I still think this is a solid proposal, and I want to push back on the "too advanced" argument.
Vintage Story already includes teleporters, gliders, and complex mechanical power machinery. A mechanical refrigeration compressor is less advanced than any of those. The game has clearly established that its tech level permits precision mechanical systems when built from the right materials.
The compressor doesn't need industrial CNC tolerances. Brass is in the game, it's ductile, self-lubricating, and easily worked into low-friction moving parts. Lead is in the game, it's resistant to ethanol attack, and it's trivial to cast or shape for components that contact the Aqua Vitae. Both metals are historically appropriate and already implemented.

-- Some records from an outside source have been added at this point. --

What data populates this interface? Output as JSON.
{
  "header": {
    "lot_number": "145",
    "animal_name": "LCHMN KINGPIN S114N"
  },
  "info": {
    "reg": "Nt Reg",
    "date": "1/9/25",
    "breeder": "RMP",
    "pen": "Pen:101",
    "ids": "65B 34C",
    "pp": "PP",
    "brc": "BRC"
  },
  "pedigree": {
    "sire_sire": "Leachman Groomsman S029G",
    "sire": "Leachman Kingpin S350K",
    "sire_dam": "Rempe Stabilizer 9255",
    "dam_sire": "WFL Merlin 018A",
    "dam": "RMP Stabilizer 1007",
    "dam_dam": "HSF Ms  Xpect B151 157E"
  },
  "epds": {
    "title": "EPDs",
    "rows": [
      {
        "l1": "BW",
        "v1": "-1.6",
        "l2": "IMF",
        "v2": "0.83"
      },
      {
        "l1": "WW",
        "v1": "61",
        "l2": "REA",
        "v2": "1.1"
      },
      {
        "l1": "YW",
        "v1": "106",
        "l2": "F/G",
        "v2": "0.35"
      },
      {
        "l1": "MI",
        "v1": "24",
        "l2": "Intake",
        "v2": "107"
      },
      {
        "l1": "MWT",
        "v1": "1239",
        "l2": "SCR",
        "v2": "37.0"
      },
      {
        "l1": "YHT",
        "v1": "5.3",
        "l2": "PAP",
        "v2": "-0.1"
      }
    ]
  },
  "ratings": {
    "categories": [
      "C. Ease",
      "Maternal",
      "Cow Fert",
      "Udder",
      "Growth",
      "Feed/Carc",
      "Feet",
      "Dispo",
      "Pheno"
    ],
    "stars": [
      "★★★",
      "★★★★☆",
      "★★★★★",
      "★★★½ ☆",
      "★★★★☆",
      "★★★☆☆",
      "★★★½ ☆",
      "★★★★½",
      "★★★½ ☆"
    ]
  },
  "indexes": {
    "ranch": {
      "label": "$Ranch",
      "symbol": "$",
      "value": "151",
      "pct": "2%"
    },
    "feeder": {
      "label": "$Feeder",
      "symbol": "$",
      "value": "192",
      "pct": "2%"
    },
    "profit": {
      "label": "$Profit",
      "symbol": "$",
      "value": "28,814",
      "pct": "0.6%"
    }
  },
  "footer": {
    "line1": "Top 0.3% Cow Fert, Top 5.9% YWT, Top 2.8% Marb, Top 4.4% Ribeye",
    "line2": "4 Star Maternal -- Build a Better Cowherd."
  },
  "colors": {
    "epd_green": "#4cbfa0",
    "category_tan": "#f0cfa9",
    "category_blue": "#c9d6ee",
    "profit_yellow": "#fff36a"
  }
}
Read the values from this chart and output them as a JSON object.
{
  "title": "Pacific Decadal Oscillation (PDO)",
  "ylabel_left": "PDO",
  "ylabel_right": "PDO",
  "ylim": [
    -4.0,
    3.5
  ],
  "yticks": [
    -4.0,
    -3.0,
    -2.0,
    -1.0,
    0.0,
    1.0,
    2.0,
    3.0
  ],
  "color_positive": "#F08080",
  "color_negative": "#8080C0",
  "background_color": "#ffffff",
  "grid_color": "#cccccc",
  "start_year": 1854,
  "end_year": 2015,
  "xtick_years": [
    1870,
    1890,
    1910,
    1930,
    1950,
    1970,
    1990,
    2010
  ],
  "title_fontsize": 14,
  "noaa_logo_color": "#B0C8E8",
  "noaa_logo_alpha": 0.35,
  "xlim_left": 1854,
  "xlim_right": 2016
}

This isn't about introducing anachronistic technology — it's about giving Aqua Vitae a meaningful late-game use beyond drinking. The closed-cycle design fits the game's engineering aesthetic: it requires active mechanical input, has clear trade-offs (heat rejection needs exposed sides), and scales with player infrastructure. It's not a magic block; it's a system that rewards building windmills, waterwheels, and gear networks you've already invested in.
The absorption refrigerator and ice cellar alternatives are fine ideas too, but they don't conflict with this. They could be earlier-tier solutions. A mechanical system fills a niche: active, controllable, scalable refrigeration for players who have already built mechanical power networks and want to put that infrastructure to new use.